Ben Stone’s custom Uncle Sam-shaped bong reappears for this show, previously seen in the legendary Drunk vs. Stoned show at Gavin Brown’s Enterprise, and remarked upon in a review in Artnet in 2000: “That is, all of the works (in the show) are advancements into the world, attempts at making it a better, more understandable place, but, like Ben Stone’s Uncle Sam Bong, are just too fucking weird to work”.

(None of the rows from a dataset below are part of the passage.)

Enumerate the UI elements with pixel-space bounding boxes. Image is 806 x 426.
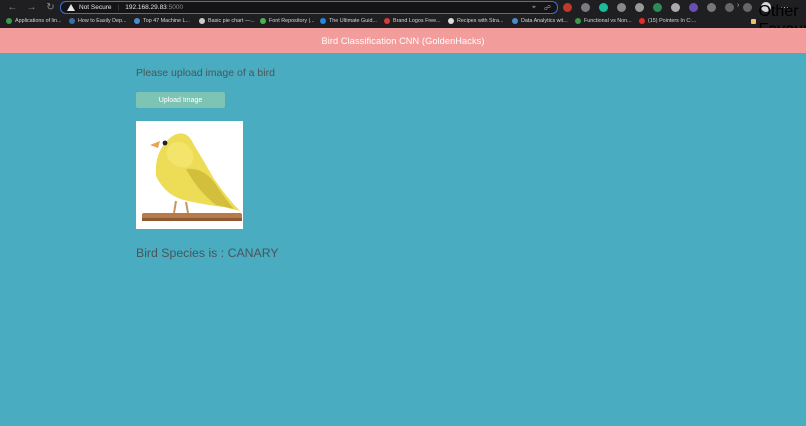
back-arrow-icon[interactable]: ← (3, 0, 22, 15)
extension-leaf-icon[interactable] (653, 2, 662, 12)
bookmark-label: The Ultimate Guid... (329, 18, 377, 24)
bookmark-item[interactable]: Basic pie chart —... (199, 18, 255, 24)
bookmark-label: Top 47 Machine L... (143, 18, 191, 24)
bookmark-item[interactable]: Top 47 Machine L... (134, 18, 190, 24)
page-title: Bird Classification CNN (GoldenHacks) (321, 35, 485, 46)
red-circle-icon (384, 18, 390, 24)
extension-red-icon[interactable] (563, 2, 572, 12)
frame-icon (448, 18, 454, 24)
url-host: 192.168.29.83 (125, 4, 167, 11)
star-icon[interactable] (725, 2, 734, 12)
youtube-icon (639, 18, 645, 24)
bookmark-label: Applications of lin... (15, 18, 62, 24)
bookmarks-bar: Applications of lin... How to Easily Dep.… (0, 15, 806, 28)
address-bar[interactable]: Not Secure | 192.168.29.83:5000 ⌖ ☍ (60, 1, 558, 14)
canary-bird-icon (136, 121, 243, 229)
extension-icon[interactable]: ☍ (544, 4, 551, 12)
blue-square-icon (320, 18, 326, 24)
extension-gray-icon[interactable] (581, 2, 590, 12)
bookmark-label: (15) Pointers In C:... (648, 18, 697, 24)
extension-circle-icon[interactable] (671, 2, 680, 12)
bookmark-item[interactable]: The Ultimate Guid... (320, 18, 377, 24)
upload-image-button[interactable]: Upload Image (136, 92, 225, 108)
reload-icon[interactable]: ↻ (41, 0, 60, 15)
blue-circle-icon (134, 18, 140, 24)
bar-chart-icon (512, 18, 518, 24)
extension-gear-icon[interactable] (635, 2, 644, 12)
chevron-right-icon[interactable]: › (737, 2, 739, 9)
green-circle-icon (260, 18, 266, 24)
grid-icon[interactable]: ⌖ (532, 4, 536, 12)
browser-chrome: ← → ↻ Not Secure | 192.168.29.83:5000 ⌖ … (0, 0, 806, 38)
bookmark-item[interactable]: Brand Logos Free... (384, 18, 441, 24)
extension-f-icon[interactable] (617, 2, 626, 12)
bookmark-item[interactable]: Applications of lin... (6, 18, 61, 24)
extension-green-icon[interactable] (599, 2, 608, 12)
bookmark-label: Brand Logos Free... (393, 18, 441, 24)
bookmark-label: Data Analytics wit... (521, 18, 568, 24)
green-dash-icon (575, 18, 581, 24)
gray-circle-icon (199, 18, 205, 24)
url-separator: | (117, 4, 120, 11)
bookmark-label: Functional vs Non... (584, 18, 632, 24)
extension-purple-icon[interactable] (689, 2, 698, 12)
bookmark-item[interactable]: Font Repository |... (260, 18, 314, 24)
bookmark-item[interactable]: How to Easily Dep... (69, 18, 127, 24)
bookmark-label: How to Easily Dep... (78, 18, 127, 24)
puzzle-icon[interactable] (707, 2, 716, 12)
security-label: Not Secure (79, 4, 112, 11)
bookmark-label: Recipes with Stra... (457, 18, 504, 24)
app-header: Bird Classification CNN (GoldenHacks) (0, 28, 806, 53)
bookmark-label: Basic pie chart —... (208, 18, 255, 24)
bookmark-item[interactable]: (15) Pointers In C:... (639, 18, 696, 24)
green-leaf-icon (6, 18, 12, 24)
bookmark-item[interactable]: Data Analytics wit... (512, 18, 568, 24)
forward-arrow-icon[interactable]: → (22, 0, 41, 15)
bookmark-item[interactable]: Functional vs Non... (575, 18, 632, 24)
upload-prompt: Please upload image of a bird (136, 67, 275, 79)
url-port: :5000 (166, 4, 184, 11)
bookmark-item[interactable]: Recipes with Stra... (448, 18, 503, 24)
uploaded-bird-image (136, 121, 243, 229)
folder-icon (751, 18, 756, 24)
bookmark-label: Font Repository |... (269, 18, 315, 24)
warning-icon (67, 4, 75, 11)
prediction-result: Bird Species is : CANARY (136, 246, 279, 260)
blue-circle-icon (69, 18, 75, 24)
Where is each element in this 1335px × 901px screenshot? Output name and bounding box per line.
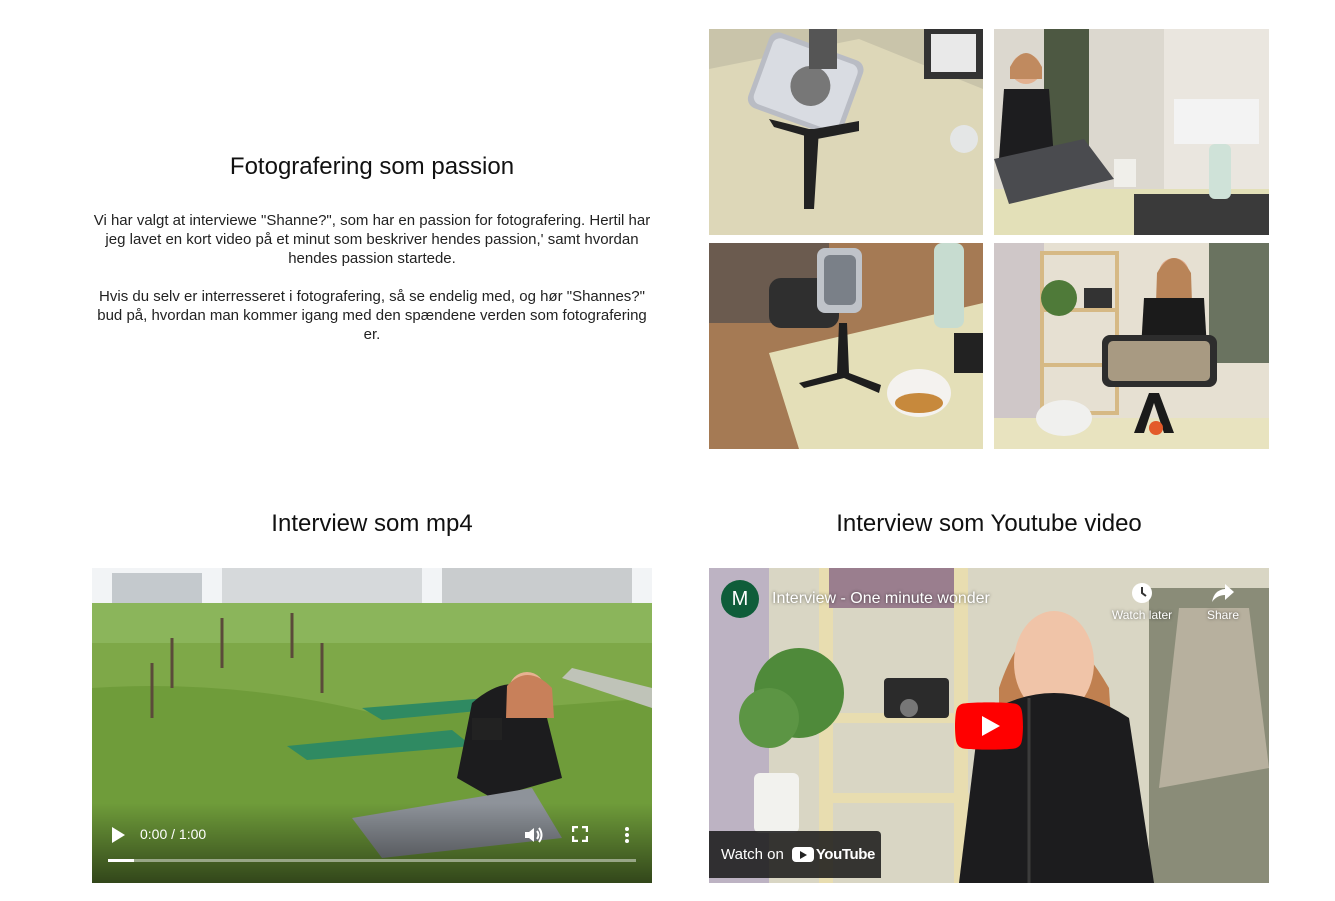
watch-later-button[interactable]: Watch later [1102, 582, 1182, 622]
clock-icon [1132, 583, 1152, 603]
watch-later-label: Watch later [1111, 608, 1173, 622]
youtube-play-icon[interactable] [955, 702, 1023, 750]
youtube-embed[interactable]: M Interview - One minute wonder Watch la… [709, 568, 1269, 883]
mp4-video-player[interactable]: 0:00 / 1:00 [92, 568, 652, 883]
channel-avatar[interactable]: M [721, 580, 759, 618]
photo-tripod-and-cup [709, 243, 983, 449]
more-options-icon[interactable] [624, 826, 630, 844]
fullscreen-icon[interactable] [572, 826, 588, 842]
video-controls-overlay [92, 803, 652, 883]
photo-woman-behind-phone [994, 243, 1269, 449]
video-time-display: 0:00 / 1:00 [140, 826, 207, 842]
photo-phone-on-tripod [709, 29, 983, 235]
intro-paragraph-2: Hvis du selv er interresseret i fotograf… [97, 288, 647, 343]
share-button[interactable]: Share [1183, 582, 1263, 622]
volume-icon[interactable] [524, 826, 544, 844]
youtube-logo-text: YouTube [815, 846, 876, 863]
youtube-logo-icon [791, 847, 814, 862]
video-progress-bar[interactable] [108, 859, 636, 862]
video-progress-fill [108, 859, 135, 862]
watch-on-label: Watch on [721, 846, 784, 863]
play-icon[interactable] [110, 826, 126, 844]
youtube-logo: YouTube [791, 846, 876, 863]
section-title-mp4: Interview som mp4 [271, 510, 473, 537]
share-label: Share [1206, 608, 1240, 622]
share-arrow-icon [1212, 584, 1234, 602]
section-title-intro: Fotografering som passion [229, 153, 515, 180]
photo-woman-seated [994, 29, 1269, 235]
youtube-video-title[interactable]: Interview - One minute wonder [772, 590, 990, 608]
watch-on-youtube-button[interactable]: Watch on YouTube [709, 831, 881, 878]
section-title-youtube: Interview som Youtube video [836, 510, 1142, 537]
intro-paragraph-1: Vi har valgt at interviewe "Shanne?", so… [93, 212, 651, 267]
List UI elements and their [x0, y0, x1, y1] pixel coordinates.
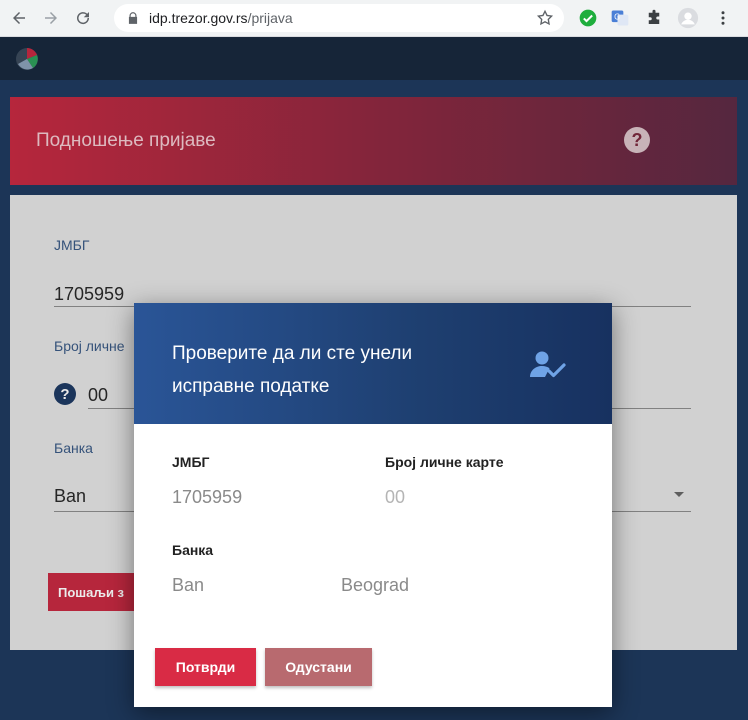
svg-text:G: G	[614, 13, 620, 22]
reload-button[interactable]	[70, 5, 96, 31]
profile-button[interactable]	[677, 7, 699, 29]
address-bar[interactable]: idp.trezor.gov.rs/prijava	[114, 4, 564, 32]
check-extension[interactable]	[577, 7, 599, 29]
user-check-icon	[530, 351, 566, 378]
confirm-button[interactable]: Потврди	[155, 648, 256, 686]
dialog-id-card-label: Број личне карте	[385, 454, 504, 470]
dialog-bank-label: Банка	[172, 542, 214, 558]
dialog-header: Проверите да ли сте унели исправне подат…	[134, 303, 612, 424]
avatar-icon	[677, 7, 699, 29]
extensions-button[interactable]	[643, 7, 665, 29]
confirm-dialog: Проверите да ли сте унели исправне подат…	[134, 303, 612, 707]
back-button[interactable]	[6, 5, 32, 31]
star-icon[interactable]	[536, 9, 554, 27]
browser-toolbar: idp.trezor.gov.rs/prijava G	[0, 0, 748, 37]
lock-icon	[128, 12, 138, 24]
kebab-menu-icon	[721, 11, 725, 25]
dialog-bank-value-city: Beograd	[341, 575, 410, 595]
forward-button[interactable]	[38, 5, 64, 31]
url-host: idp.trezor.gov.rs	[149, 10, 248, 26]
dialog-id-card-value: 00	[385, 487, 406, 507]
browser-menu-button[interactable]	[712, 7, 734, 29]
dialog-title: Проверите да ли сте унели исправне подат…	[172, 337, 472, 403]
dialog-jmbg-value: 1705959	[172, 487, 243, 507]
translate-extension[interactable]: G	[609, 7, 631, 29]
puzzle-icon	[648, 9, 660, 24]
arrow-back-icon	[13, 12, 25, 24]
dialog-title-line2: исправне податке	[172, 376, 330, 397]
cancel-button[interactable]: Одустани	[265, 648, 372, 686]
dialog-bank-value: Ban	[172, 575, 205, 595]
arrow-forward-icon	[45, 12, 57, 24]
dialog-jmbg-label: ЈМБГ	[172, 454, 210, 470]
reload-icon	[77, 12, 90, 25]
check-circle-icon	[579, 9, 597, 27]
url-path: /prijava	[247, 10, 293, 26]
translate-icon: G	[611, 10, 629, 26]
dialog-title-line1: Проверите да ли сте унели	[172, 343, 413, 364]
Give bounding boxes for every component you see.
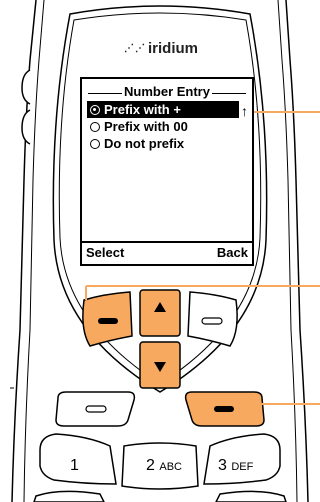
option-prefix-00[interactable]: Prefix with 00 bbox=[87, 118, 239, 135]
left-softkey-button[interactable] bbox=[82, 291, 133, 347]
iridium-dots-icon: ⋰⋰ bbox=[124, 43, 146, 54]
scroll-down-button[interactable] bbox=[139, 341, 181, 389]
option-no-prefix[interactable]: Do not prefix bbox=[87, 135, 239, 152]
key-3-label: 3 DEF bbox=[218, 457, 254, 474]
right-softkey-label: Back bbox=[216, 245, 248, 260]
end-button[interactable] bbox=[184, 391, 265, 427]
brand-name: iridium bbox=[148, 40, 199, 57]
radio-selected-icon bbox=[90, 105, 100, 115]
radio-icon bbox=[90, 122, 100, 132]
side-button-lower bbox=[21, 109, 31, 145]
screen-title: Number Entry bbox=[82, 83, 252, 101]
left-softkey-label: Select bbox=[86, 245, 125, 260]
side-button-upper bbox=[21, 69, 31, 105]
option-label: Prefix with 00 bbox=[104, 119, 188, 134]
option-label: Prefix with + bbox=[104, 102, 181, 117]
softkey-bar: Select Back bbox=[82, 241, 252, 264]
radio-icon bbox=[90, 139, 100, 149]
phone-screen: Number Entry Prefix with + Prefix with 0… bbox=[80, 77, 254, 266]
option-label: Do not prefix bbox=[104, 136, 185, 151]
right-softkey-button[interactable] bbox=[187, 291, 238, 347]
scroll-up-indicator-icon: ↑ bbox=[241, 103, 248, 119]
option-prefix-plus[interactable]: Prefix with + bbox=[87, 101, 239, 118]
scroll-up-button[interactable] bbox=[139, 289, 181, 337]
key-2-label: 2 ABC bbox=[146, 457, 182, 474]
key-1-label: 1 bbox=[70, 457, 79, 474]
brand-logo: ⋰⋰ iridium bbox=[124, 40, 198, 57]
send-button[interactable] bbox=[55, 391, 136, 427]
screen-title-text: Number Entry bbox=[122, 84, 212, 99]
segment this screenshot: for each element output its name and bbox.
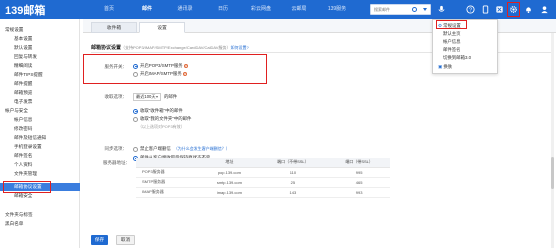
sidebar-item-invoice[interactable]: 电子发票 xyxy=(0,98,80,106)
table-row: IMAP服务器 imap.139.com 143 993 xyxy=(136,187,390,198)
page-title: 邮箱协议设置（支持POP3/IMAP/SMTP/Exchange/CardDAV… xyxy=(91,45,249,51)
sidebar-group-folders-tags[interactable]: 文件夹与标签 xyxy=(0,211,80,219)
menu-item-account[interactable]: 帐户信息 xyxy=(433,38,497,45)
sidebar-item-phone-login[interactable]: 手机登录设置 xyxy=(0,143,80,151)
receive-inbox-radio[interactable] xyxy=(133,108,138,114)
sidebar-group-account[interactable]: 帐户与安全 xyxy=(0,107,80,115)
table-row: SMTP服务器 smtp.139.com 25 465 xyxy=(136,177,390,188)
server-port: 143 xyxy=(257,187,329,198)
help-link[interactable]: 如何设置? xyxy=(230,45,248,50)
menu-item-switch-version[interactable]: 切换到邮箱3.0 xyxy=(433,54,497,61)
save-button[interactable]: 保存 xyxy=(91,235,108,245)
scrollbar-thumb[interactable] xyxy=(551,157,554,189)
app-logo[interactable]: 139邮箱 xyxy=(5,3,45,17)
nav-139-services[interactable]: 139服务 xyxy=(318,0,356,19)
server-type: POP3服务器 xyxy=(136,167,202,178)
col-header-port: 端口（不带SSL） xyxy=(257,158,329,168)
col-header xyxy=(136,158,202,168)
skin-icon: ▣ xyxy=(438,64,443,69)
server-ssl-port: 465 xyxy=(328,177,390,188)
receive-folder-radio[interactable] xyxy=(133,116,138,122)
receive-label: 收取选项： xyxy=(104,94,128,99)
help-icon[interactable]: ? xyxy=(466,5,475,14)
sidebar-item-preview[interactable]: 邮箱预览 xyxy=(0,89,80,97)
sidebar-item-profile[interactable]: 个人资料 xyxy=(0,161,80,169)
sidebar-item-password[interactable]: 修改密码 xyxy=(0,125,80,133)
sync-nodelete-radio[interactable] xyxy=(133,146,138,152)
server-ssl-port: 993 xyxy=(328,187,390,198)
svg-text:?: ? xyxy=(469,8,472,14)
chevron-down-icon xyxy=(156,96,158,98)
nav-cloud-post[interactable]: 云邮局 xyxy=(280,0,318,19)
menu-highlight xyxy=(436,20,467,29)
table-row: POP3服务器 pop.139.com 110 995 xyxy=(136,167,390,178)
top-nav: 首页 邮件 通讯录 日历 彩云网盘 云邮局 139服务 xyxy=(90,0,356,19)
mobile-icon[interactable] xyxy=(481,5,490,14)
receive-folder-option[interactable]: 收取"我的文件夹"中的邮件 xyxy=(133,116,191,122)
nav-home[interactable]: 首页 xyxy=(90,0,128,19)
server-ssl-port: 995 xyxy=(328,167,390,178)
server-address: smtp.139.com xyxy=(201,177,258,188)
sidebar-group-blacklist[interactable]: 黑白名单 xyxy=(0,220,80,228)
top-bar: 139邮箱 首页 邮件 通讯录 日历 彩云网盘 云邮局 139服务 ? xyxy=(0,0,556,19)
microphone-icon[interactable] xyxy=(437,5,446,14)
tab-inbox[interactable]: 收件箱 xyxy=(91,22,137,33)
sidebar-item-reply-forward[interactable]: 回复与转发 xyxy=(0,53,80,61)
server-label: 服务器地址： xyxy=(103,160,130,165)
receive-note: （以上选项对POP3有效） xyxy=(138,124,185,129)
receive-inbox-option[interactable]: 收取"收件箱"中的邮件 xyxy=(133,108,183,114)
search-box[interactable] xyxy=(370,4,431,15)
nav-calendar[interactable]: 日历 xyxy=(204,0,242,19)
sidebar-item-notify[interactable]: 邮件提醒 xyxy=(0,80,80,88)
scrollbar[interactable] xyxy=(551,33,554,248)
server-address: pop.139.com xyxy=(201,167,258,178)
sync-label: 同步选项： xyxy=(104,146,128,151)
server-table: 地址 端口（不带SSL） 端口（带SSL） POP3服务器 pop.139.co… xyxy=(136,158,390,198)
app-icon[interactable] xyxy=(495,5,504,14)
chevron-down-icon[interactable] xyxy=(423,8,427,11)
menu-item-skin[interactable]: ▣ 换肤 xyxy=(433,63,497,70)
protocol-hint: （支持POP3/IMAP/SMTP/Exchange/CardDAV/CalDA… xyxy=(121,45,231,50)
tab-settings[interactable]: 设置 xyxy=(139,22,185,33)
sidebar-group-general[interactable]: 常规设置 xyxy=(0,26,80,34)
server-type: IMAP服务器 xyxy=(136,187,202,198)
sidebar-highlight xyxy=(3,181,51,193)
settings-sidebar: 常规设置 基本设置 默认设置 回复与转发 精细阅读 邮件TIPS提醒 邮件提醒 … xyxy=(0,19,80,248)
col-header-address: 地址 xyxy=(201,158,258,168)
nav-cloud-drive[interactable]: 彩云网盘 xyxy=(242,0,280,19)
bell-icon[interactable] xyxy=(524,5,533,14)
search-icon[interactable] xyxy=(412,7,417,12)
settings-highlight xyxy=(507,2,520,17)
sidebar-item-signature[interactable]: 邮件签名 xyxy=(0,152,80,160)
col-header-ssl-port: 端口（带SSL） xyxy=(328,158,390,168)
sidebar-item-reading[interactable]: 精细阅读 xyxy=(0,62,80,70)
user-icon[interactable] xyxy=(540,5,549,14)
nav-mail[interactable]: 邮件 xyxy=(128,0,166,19)
sidebar-item-default[interactable]: 默认设置 xyxy=(0,44,80,52)
sidebar-item-account-info[interactable]: 帐户信息 xyxy=(0,116,80,124)
sidebar-item-security[interactable]: 邮箱安全 xyxy=(0,192,80,200)
menu-item-homepage[interactable]: 默认主页 xyxy=(433,30,497,37)
sidebar-item-tips[interactable]: 邮件TIPS提醒 xyxy=(0,71,80,79)
receive-suffix: 的邮件 xyxy=(164,94,178,99)
service-highlight xyxy=(83,54,267,84)
server-port: 25 xyxy=(257,177,329,188)
why-delete-link[interactable]: （为什么会发生客户端删信？） xyxy=(174,146,230,152)
menu-item-signature[interactable]: 邮件签名 xyxy=(433,46,497,53)
nav-contacts[interactable]: 通讯录 xyxy=(166,0,204,19)
sidebar-item-folders[interactable]: 文件夹管理 xyxy=(0,170,80,178)
cancel-button[interactable]: 取消 xyxy=(116,235,135,245)
sidebar-item-basic[interactable]: 基本设置 xyxy=(0,35,80,43)
server-port: 110 xyxy=(257,167,329,178)
sidebar-item-sms-notify[interactable]: 邮件及短信通知 xyxy=(0,134,80,142)
server-address: imap.139.com xyxy=(201,187,258,198)
sync-nodelete-option[interactable]: 禁止客户端删信 （为什么会发生客户端删信？） xyxy=(133,146,230,152)
server-type: SMTP服务器 xyxy=(136,177,202,188)
receive-range-select[interactable]: 最近100天 xyxy=(133,93,161,101)
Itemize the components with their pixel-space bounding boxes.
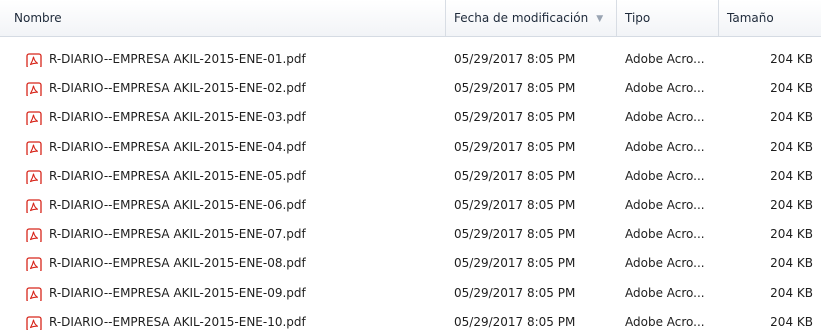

Draw him to death by Ruby T,consists of 110 caricatures of South Carolina senator Lindsey Graham. In 2019, Graham introduced a bill to extend the detention limit on migrant children from 20 days to 100 days. Enraged, obsessively so, Ruby T conducted a ritual experiment, drawing Graham 110 times while listening to recordings of him speaking, hoping to accelerate his destruction.